# Data reading example 1 - minimal test dataset #
To run this example the file *test_csv_data_sec_cat.csv* must be placed in the same folder as this notebook. You can find the notebook and the csv file in the folder docs in the PRIMAP2 repository.

In [None]:
# imports
import primap2 as pm2

## Dataset Specifications ##
Here we define which columns of the csv file contain the metadata. The dict `coords_cols` contains the mapping of csv columns to PRIMAP2 metadata.
Default values are set using `coords_defaults`. The terminologies (e.g. IPCC2006 for categories or the ISO3 country codes for area) are set in the coords_terminologies dict. `meta_mapping` defines conversion of metadata values, e.g. category codes. You can either specify a dict for a metadata column which directly defines the mapping or a string which governs which function to use to create the mapping. Possible functions are hard-coded currently for security reasons. `filter_keep` and `filter_remove` filter the input data. Each entry in `filter_keep` specifies a subset of the input data which is kept while the subsets defined by `filter_remove` are removed from the input data.
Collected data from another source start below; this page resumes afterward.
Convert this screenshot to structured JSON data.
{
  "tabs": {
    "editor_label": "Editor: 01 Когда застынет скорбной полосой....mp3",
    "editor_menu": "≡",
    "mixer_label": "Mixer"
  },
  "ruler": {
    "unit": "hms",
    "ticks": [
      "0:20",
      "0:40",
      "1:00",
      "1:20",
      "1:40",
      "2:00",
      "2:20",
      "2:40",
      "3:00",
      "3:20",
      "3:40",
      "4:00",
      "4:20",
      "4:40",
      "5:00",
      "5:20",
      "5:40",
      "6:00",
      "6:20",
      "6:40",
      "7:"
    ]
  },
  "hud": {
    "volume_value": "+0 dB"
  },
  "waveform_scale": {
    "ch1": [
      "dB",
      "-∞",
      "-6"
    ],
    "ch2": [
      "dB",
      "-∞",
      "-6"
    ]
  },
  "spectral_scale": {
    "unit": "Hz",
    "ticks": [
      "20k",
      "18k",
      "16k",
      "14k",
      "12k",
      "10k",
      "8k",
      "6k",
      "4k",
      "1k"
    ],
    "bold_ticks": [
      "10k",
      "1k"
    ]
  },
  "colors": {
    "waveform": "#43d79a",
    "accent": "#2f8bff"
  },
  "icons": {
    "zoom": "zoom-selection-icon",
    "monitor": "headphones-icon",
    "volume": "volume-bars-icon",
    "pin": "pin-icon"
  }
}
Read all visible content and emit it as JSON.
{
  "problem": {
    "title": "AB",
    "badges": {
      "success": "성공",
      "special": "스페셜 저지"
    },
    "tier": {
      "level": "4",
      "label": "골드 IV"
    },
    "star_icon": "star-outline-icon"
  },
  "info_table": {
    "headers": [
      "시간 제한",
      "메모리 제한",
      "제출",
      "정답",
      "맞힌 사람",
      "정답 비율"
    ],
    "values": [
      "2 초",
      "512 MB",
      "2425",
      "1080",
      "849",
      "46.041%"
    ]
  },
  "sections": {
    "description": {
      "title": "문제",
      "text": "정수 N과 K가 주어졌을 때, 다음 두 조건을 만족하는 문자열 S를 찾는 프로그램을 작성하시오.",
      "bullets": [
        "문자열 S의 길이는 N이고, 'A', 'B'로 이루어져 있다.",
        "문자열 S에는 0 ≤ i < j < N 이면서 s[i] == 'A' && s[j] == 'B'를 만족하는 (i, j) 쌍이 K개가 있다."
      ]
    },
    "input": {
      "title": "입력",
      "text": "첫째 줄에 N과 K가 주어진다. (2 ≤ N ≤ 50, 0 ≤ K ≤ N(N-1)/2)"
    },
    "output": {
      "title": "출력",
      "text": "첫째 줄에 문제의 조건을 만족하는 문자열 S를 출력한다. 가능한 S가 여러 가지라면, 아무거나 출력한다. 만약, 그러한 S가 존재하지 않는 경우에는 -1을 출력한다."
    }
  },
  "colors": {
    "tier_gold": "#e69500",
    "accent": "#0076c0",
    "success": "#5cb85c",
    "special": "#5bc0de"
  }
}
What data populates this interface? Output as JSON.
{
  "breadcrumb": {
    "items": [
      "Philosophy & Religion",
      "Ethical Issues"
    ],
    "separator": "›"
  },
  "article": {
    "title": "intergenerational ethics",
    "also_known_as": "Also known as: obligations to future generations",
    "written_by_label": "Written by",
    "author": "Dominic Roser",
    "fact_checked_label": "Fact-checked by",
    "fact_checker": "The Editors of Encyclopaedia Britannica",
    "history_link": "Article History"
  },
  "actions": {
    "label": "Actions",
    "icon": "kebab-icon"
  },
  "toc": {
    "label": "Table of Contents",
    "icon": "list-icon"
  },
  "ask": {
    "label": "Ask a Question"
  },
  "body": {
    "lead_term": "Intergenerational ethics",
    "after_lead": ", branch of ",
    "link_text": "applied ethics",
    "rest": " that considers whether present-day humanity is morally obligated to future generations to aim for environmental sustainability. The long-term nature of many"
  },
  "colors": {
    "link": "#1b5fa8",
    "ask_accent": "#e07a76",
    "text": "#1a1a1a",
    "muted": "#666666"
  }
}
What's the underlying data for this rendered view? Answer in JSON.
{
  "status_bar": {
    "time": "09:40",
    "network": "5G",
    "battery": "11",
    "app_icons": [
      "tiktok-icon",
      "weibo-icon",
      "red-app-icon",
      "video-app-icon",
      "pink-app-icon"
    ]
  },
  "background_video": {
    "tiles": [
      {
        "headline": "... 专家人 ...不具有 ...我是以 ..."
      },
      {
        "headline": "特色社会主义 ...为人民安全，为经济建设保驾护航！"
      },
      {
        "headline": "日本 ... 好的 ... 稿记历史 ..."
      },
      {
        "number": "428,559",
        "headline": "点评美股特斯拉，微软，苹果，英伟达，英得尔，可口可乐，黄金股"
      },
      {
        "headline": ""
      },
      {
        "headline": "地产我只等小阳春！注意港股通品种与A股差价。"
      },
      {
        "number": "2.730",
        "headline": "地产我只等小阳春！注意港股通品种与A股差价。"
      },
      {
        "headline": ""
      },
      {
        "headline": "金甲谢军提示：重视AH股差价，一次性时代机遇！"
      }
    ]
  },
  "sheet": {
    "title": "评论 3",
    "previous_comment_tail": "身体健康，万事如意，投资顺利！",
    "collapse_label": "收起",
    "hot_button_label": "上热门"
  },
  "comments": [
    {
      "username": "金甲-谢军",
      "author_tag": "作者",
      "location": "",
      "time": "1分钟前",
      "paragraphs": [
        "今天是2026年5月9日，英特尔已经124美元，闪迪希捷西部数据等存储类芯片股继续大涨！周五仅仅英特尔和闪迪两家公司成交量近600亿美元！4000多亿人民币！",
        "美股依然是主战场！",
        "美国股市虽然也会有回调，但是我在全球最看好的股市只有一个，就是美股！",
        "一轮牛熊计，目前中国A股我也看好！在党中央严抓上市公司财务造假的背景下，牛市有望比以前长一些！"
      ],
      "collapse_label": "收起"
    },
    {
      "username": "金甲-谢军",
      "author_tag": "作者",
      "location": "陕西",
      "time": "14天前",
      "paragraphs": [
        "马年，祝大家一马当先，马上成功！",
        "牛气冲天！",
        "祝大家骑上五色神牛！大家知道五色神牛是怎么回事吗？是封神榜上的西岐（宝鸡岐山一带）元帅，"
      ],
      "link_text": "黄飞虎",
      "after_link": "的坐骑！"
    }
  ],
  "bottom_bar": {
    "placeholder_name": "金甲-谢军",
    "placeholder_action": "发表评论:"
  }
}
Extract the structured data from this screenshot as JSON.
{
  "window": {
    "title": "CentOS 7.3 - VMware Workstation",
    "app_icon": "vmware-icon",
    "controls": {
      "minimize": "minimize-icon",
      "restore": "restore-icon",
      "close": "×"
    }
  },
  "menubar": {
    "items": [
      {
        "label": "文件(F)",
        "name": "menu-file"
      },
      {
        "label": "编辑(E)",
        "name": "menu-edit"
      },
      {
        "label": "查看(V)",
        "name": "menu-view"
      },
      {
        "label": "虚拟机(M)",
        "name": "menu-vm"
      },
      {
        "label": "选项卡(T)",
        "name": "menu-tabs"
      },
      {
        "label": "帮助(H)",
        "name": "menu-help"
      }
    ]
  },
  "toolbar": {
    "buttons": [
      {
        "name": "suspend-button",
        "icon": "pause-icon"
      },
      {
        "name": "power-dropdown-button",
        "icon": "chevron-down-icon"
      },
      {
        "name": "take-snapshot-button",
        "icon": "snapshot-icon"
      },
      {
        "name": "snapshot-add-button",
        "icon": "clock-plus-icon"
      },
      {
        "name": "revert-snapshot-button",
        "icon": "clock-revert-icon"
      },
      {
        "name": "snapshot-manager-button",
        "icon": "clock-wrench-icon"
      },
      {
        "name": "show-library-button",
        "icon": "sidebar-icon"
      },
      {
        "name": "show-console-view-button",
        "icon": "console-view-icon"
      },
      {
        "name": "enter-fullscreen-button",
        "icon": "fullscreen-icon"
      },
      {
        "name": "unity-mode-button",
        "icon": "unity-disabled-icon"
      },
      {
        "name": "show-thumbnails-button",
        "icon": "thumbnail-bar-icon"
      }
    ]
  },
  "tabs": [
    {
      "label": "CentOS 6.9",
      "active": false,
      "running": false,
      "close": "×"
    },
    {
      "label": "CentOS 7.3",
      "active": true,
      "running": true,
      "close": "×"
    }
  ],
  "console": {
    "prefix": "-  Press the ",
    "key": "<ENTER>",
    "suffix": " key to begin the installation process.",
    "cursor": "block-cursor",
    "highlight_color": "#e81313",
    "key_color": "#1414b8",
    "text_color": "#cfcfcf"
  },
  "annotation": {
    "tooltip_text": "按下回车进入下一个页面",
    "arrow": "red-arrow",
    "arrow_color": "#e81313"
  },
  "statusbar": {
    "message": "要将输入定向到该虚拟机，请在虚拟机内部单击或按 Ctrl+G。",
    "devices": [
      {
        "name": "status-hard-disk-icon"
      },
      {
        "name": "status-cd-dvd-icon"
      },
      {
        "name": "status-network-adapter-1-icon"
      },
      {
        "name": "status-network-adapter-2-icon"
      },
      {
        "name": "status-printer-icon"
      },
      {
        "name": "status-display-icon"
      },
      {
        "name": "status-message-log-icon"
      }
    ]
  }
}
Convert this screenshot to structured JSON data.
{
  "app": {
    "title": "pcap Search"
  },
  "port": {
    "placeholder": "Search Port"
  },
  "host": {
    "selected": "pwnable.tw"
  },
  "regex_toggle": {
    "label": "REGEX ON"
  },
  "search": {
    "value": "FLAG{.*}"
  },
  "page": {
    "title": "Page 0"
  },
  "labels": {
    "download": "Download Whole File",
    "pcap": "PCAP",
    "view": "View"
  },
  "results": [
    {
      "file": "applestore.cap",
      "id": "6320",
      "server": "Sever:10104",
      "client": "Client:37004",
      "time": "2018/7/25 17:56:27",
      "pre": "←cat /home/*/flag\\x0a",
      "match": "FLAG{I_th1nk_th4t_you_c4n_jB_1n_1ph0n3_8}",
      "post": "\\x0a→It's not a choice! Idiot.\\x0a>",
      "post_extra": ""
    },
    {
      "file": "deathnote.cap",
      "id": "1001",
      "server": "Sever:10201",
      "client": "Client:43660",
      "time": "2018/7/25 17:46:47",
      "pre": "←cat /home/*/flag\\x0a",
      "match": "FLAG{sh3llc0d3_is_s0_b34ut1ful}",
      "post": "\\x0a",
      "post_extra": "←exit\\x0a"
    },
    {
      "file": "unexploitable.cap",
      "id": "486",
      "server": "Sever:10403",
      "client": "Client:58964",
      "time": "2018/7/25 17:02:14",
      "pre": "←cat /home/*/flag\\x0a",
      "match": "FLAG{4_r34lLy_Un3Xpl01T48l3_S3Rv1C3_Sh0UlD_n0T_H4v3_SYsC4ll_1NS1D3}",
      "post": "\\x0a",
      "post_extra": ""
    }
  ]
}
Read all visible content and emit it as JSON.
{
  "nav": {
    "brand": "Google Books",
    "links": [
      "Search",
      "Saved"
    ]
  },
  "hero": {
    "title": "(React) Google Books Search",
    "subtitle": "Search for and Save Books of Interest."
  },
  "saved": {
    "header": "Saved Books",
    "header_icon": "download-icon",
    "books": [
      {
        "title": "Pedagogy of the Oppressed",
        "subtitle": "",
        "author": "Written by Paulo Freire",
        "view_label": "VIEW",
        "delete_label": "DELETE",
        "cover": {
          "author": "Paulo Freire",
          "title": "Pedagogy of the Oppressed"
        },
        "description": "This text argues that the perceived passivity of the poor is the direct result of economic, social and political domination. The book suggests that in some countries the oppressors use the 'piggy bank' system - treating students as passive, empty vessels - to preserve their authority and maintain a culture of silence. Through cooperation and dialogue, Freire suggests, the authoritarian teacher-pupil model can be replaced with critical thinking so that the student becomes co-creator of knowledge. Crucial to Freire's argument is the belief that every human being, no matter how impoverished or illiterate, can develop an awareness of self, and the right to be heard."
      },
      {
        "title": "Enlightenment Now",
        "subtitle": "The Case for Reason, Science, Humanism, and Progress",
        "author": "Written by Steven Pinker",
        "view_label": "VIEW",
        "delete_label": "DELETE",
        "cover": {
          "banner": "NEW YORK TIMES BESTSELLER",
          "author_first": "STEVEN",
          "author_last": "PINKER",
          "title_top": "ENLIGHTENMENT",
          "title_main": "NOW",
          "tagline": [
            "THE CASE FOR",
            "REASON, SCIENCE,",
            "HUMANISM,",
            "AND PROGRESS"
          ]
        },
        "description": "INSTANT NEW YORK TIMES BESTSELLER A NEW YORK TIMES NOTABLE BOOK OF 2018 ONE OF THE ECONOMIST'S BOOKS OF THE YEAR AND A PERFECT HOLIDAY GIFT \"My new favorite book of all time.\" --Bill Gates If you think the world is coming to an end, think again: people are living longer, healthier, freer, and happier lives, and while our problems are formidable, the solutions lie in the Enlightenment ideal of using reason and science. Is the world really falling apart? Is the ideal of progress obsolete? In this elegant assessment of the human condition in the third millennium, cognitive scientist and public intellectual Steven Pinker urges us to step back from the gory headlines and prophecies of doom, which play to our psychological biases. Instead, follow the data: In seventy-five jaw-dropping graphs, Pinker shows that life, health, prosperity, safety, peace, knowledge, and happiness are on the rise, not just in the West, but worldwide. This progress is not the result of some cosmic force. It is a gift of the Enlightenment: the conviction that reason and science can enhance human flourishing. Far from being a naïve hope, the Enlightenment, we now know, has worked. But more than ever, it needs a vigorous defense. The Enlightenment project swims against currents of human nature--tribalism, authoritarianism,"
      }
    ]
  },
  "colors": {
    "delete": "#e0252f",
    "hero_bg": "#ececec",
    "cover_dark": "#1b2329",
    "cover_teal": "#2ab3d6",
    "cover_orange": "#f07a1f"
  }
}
For details we refer to the documentation of `read_wide_csv_file_if` which is located in the `io` module of PRIMAP2.

Here the metadata for `unit`, `entity`, `area`, `category`, and the secondary category `class`. As secondary categories have free names they need a prefix in the interchange format to identify them which is `sec_cats__`. Metadata for `source`, `citation`, the secondary category `type`, and `scenario` is not available int he csv file and thus added using default values defined in `coords_defaults`. Terminologies are given for `area`, `category`, `scenario`, and the secondary categories. Providing these terminologies is mandatory to obtain a valid PRIMAP2 dataset.

Metadata mapping is necessary for `category` and `entity`. Both use the PRIMAP1 specifications in the csv file. For `category` this means that e.g. `IPC1A2` would be converted to `1.A.2` for `entity` the conversion affects the way GWP information is stored in the entity name: e.g. `KYOTOGHGAR4` is mapped to `KYOTOGHG (AR4GWP100)`. 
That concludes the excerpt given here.